This post is a bit belated, but two weeks ago I spent three days in the Negev on a Pardes tiyul (trip).
Southern Israel is essentially completely composed of desert. This area, called the Negev (lit. meaning ‘south’ in Biblical Hebrew and from the word nigev, meaning dry), comprises more than half of Israel’s land. In addition the Negev, Israel also has a second, much smaller desert called the Judean desert. The Judean desert lies east of Jerusalem and descends south towards the Dead Sea.
The focus of the tiyul was hiking (the Negev is known for hiking), and we did our first trail in an area called Nahal Peres. Nahal means river in Hebrew, and the term refers to the common geological feature in the Negev of a canal created by a former river. In the present day, a nahal may fill a few times a year after heavy rainfall and flashfloods but most of the year it lies dry. Nahal Peres is located in the north-eastern part of the Negev. We hiked for about five hours, and the terrain was relatively easy with some scrambling. The views along the hike were gorgeous; we saw gorges, locations of former waterfalls, and water cisterns that filled with water from floods.
After a long day hiking, the group went to the inn where we were staying for the week, Shvilim Bamidbar – Hatzeva. The inn was similar to a lodge with several smaller rooms surrounding a central communal area. The communal area included lots of seating, cushions, and recreation tables. Shvilim Bamidbar also has a kitchen and serves breakfast and dinner each day (they also provided food for us to pack lunches with in the morning).
On the second day, we did a more technical hike through another nahal, following the steps of the Palmach (Israel’s defense forces before the creation of the state). The Palmach used the Negev for training and strategic advantage over the British, and the present-day Israeli military has continued to utilize the Negev for their purposes as well.
Along the hike, Noah took the lead in charging up some sand dunes:
Eventually the steps of the Palmach led us to the end of the nahal with only steep ledges on all sides.
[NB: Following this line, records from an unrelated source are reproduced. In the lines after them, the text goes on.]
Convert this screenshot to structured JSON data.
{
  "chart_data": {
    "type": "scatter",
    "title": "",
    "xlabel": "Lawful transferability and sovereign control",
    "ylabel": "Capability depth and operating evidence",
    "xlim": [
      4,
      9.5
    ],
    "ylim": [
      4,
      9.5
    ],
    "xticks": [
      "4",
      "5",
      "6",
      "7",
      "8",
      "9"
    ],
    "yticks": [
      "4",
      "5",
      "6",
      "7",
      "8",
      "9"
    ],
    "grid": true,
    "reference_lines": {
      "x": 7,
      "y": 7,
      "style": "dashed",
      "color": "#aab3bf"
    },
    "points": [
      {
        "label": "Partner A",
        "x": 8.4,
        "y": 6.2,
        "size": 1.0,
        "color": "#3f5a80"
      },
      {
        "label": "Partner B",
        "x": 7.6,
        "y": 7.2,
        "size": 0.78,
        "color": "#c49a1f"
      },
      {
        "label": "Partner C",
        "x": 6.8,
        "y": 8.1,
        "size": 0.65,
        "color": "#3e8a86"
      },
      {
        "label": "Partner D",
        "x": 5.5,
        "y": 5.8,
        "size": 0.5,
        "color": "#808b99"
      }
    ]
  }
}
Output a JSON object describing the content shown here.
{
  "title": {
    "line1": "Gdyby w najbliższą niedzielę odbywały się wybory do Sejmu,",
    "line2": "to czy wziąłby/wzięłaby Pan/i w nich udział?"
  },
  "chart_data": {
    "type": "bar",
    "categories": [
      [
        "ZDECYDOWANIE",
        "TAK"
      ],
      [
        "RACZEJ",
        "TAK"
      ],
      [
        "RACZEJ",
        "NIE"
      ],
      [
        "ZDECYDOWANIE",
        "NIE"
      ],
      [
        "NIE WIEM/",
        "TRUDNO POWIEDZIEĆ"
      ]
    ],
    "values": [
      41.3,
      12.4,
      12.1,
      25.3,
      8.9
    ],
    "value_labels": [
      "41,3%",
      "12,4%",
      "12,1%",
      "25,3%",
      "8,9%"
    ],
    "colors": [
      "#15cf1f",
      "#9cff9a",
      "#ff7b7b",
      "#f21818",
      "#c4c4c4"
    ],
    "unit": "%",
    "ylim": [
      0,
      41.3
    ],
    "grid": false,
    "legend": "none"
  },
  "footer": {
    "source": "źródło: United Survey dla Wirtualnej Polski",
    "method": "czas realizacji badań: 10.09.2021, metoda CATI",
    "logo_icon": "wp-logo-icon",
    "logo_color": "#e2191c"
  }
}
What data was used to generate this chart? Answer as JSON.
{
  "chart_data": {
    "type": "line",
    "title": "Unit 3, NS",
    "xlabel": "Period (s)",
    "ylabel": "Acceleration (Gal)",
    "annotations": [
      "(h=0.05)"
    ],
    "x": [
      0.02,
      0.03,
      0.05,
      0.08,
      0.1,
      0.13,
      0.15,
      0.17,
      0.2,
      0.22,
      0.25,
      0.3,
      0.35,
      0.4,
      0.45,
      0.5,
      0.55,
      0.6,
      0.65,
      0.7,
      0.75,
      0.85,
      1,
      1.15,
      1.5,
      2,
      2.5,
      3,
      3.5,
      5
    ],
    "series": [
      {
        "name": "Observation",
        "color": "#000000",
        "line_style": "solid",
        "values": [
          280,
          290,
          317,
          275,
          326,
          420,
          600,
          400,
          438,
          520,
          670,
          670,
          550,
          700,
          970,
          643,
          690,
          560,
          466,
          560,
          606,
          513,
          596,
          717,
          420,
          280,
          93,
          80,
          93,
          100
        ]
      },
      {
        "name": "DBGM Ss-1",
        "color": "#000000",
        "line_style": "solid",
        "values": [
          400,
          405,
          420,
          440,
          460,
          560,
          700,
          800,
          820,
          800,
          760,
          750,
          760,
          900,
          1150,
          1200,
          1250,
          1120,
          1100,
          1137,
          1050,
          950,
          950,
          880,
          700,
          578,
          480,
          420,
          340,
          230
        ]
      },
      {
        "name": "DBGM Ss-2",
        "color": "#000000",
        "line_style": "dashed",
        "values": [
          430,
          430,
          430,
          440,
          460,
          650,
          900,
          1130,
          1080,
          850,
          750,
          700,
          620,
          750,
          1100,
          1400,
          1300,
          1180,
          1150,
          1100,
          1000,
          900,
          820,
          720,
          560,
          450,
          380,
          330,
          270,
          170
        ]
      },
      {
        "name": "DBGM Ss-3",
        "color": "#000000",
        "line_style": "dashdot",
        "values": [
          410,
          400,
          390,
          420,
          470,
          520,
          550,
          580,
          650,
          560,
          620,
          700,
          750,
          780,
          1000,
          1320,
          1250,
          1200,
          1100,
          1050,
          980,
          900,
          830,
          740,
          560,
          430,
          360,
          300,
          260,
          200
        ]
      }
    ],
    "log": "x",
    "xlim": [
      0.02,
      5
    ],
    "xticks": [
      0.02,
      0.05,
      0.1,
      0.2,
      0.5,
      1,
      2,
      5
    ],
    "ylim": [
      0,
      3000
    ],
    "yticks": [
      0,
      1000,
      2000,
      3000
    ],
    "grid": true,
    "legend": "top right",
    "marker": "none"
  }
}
Historically, a group of Palmach fighters did find themselves stuck here, being pursued by the British. They scaled the walls of the valley at great peril and survived. Now, the area is call Ma’ale Palmach (ascent of the Palmach), and ladders and horseshoe holds have been added along the ascent to help hikers. Nonetheless, it’s still a pretty scary climb up!
On our third and final day, we stopped by the site of the Biblical city of Beersheba whose archaeological ruins are a few kilometers east of modern day Beersheba. According to the Torah, Abraham and Isaac dug the wells here. Based on archaeological evidence, Beersheba is believed to be the first planned city in the region – including a grid system of pathways and an elaborate water system.
This tiyul was a lot of fun, and hiking in the Negev was unlike any other trip I’ve done. The terrain is so unique, and witnessing the barrenness of the Negev firsthand makes it impossible not to marvel at the Israeli efforts (and success!) of “making the desert bloom.”